La République des enfants - Champ de mines

La République des enfants – Champ de mines

Nous sommes à quelques dizaines de mètres du décor de mardi, pas très loin des arbres où nous avions filmé le début de la tempête.

Mais là, point d’arbres, point d’ombre, point d’herbe, une immense aire de sable durci par les eaux, quelques endroits sont encore humides, sur son bord des arbustes entourent un étroit chenal vaseux dont l’eau monte au gré de la marée.

Les deux premiers plans filment la colonne dans la traversée de ce ruisselet sur une passerelle de fortune. Un travelling suit en latéral la progression du pont vers le champ de mines. Le pivot de la scène est Fatima qui porte dans son dos un bébé en pleurs.

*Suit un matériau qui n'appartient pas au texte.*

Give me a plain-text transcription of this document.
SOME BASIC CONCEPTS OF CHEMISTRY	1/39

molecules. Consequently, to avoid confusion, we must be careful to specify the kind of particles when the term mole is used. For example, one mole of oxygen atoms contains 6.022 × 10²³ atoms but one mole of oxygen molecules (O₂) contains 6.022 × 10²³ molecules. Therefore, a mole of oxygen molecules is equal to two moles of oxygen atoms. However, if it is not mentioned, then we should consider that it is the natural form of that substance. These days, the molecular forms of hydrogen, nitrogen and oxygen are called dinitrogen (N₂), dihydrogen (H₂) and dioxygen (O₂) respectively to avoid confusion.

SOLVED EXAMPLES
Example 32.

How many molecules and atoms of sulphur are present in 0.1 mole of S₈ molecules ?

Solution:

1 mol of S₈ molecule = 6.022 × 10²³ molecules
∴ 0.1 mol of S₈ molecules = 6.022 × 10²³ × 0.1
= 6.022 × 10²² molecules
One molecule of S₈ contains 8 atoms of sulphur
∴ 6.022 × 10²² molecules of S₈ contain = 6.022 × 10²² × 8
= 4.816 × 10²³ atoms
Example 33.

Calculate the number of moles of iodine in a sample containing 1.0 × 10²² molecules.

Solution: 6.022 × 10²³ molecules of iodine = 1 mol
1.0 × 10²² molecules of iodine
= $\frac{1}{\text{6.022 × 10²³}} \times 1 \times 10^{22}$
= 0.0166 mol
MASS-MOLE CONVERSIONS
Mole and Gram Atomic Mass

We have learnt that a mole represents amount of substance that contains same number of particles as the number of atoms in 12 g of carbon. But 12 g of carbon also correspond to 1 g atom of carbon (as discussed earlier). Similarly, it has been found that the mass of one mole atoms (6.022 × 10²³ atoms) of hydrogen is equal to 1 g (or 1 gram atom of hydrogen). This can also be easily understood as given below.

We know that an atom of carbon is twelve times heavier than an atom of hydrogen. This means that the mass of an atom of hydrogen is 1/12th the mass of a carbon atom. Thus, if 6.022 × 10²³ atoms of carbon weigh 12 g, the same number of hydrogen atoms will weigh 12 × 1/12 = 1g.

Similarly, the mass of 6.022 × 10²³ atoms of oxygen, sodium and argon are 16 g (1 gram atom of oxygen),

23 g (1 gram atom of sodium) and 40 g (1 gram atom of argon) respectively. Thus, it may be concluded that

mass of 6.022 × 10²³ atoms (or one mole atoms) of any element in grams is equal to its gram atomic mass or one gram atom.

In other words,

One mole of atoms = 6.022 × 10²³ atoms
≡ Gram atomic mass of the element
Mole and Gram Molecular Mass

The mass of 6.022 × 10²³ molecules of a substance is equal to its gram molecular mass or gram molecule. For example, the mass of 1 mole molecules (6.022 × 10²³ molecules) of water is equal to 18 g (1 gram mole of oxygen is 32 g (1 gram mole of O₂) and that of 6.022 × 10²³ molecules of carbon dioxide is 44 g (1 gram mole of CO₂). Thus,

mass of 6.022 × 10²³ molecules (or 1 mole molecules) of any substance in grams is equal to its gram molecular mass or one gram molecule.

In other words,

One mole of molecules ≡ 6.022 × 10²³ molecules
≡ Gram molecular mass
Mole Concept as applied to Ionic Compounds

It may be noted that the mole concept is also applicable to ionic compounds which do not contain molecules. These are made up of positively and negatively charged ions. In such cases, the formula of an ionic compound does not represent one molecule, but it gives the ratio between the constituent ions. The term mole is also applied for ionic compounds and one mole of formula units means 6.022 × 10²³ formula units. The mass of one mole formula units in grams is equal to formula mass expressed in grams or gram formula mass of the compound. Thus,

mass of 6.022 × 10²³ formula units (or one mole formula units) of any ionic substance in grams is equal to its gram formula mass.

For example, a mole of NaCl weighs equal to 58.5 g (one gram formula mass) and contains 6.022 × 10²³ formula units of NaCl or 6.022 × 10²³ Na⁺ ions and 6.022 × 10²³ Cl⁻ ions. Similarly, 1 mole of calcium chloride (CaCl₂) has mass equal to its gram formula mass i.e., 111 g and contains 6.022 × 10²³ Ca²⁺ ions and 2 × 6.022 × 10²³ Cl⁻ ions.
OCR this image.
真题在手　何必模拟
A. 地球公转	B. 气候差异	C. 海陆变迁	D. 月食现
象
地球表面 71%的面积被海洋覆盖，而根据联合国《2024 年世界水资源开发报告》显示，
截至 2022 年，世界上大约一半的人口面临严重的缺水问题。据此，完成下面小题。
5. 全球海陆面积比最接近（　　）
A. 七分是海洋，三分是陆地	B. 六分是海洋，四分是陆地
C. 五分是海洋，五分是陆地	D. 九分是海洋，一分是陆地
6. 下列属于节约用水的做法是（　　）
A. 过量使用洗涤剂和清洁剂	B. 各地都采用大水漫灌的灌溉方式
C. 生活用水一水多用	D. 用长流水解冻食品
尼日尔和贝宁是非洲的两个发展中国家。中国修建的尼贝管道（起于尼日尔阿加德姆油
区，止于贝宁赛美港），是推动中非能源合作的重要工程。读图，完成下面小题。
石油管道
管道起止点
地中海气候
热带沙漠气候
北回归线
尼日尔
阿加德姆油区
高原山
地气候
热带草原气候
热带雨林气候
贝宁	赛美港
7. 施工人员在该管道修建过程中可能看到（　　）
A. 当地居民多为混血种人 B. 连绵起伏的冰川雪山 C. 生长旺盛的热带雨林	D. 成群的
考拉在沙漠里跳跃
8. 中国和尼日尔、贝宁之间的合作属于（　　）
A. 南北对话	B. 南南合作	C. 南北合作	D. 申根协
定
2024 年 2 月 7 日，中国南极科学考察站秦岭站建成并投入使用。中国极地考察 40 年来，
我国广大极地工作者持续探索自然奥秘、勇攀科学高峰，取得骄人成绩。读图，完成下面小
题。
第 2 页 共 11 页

Un micro caché au sol dans un buisson de l’autre côté du petit pont, un autre à la sortie de celui-ci, et je perche le stéréo en avant de l’axe de la caméra.

La République des enfants – 2 / 1 t2 – micros d’appoint au centre, stéréo MS décodé L&R

Le second plan est fixe, plus serré sur les pieds qui franchissent cette passerelle faite de bouts de bois prêts à céder sous la charge.

La République des enfants – 2 / 2 t1 – stéréo MS décodé L&R

Tout le monde se déplace alors vers le champ de mines. Pendant ce temps-là, Gerhard et Waldemar préparent avec minutie les explosifs pour le lendemain, car bien évidemment, dans l’histoire, les mines finissent par exploser ! Et je ne sais pas si nous avons bien fait de garer notre véhicule juste à côté du leur, une fausse manipulation et il n’y plus personne. Mais pas d’angoisse, au vu de ce qu’ils nous ont déjà démontré, ces types sont excellents et ne prennent aucun risque inutile.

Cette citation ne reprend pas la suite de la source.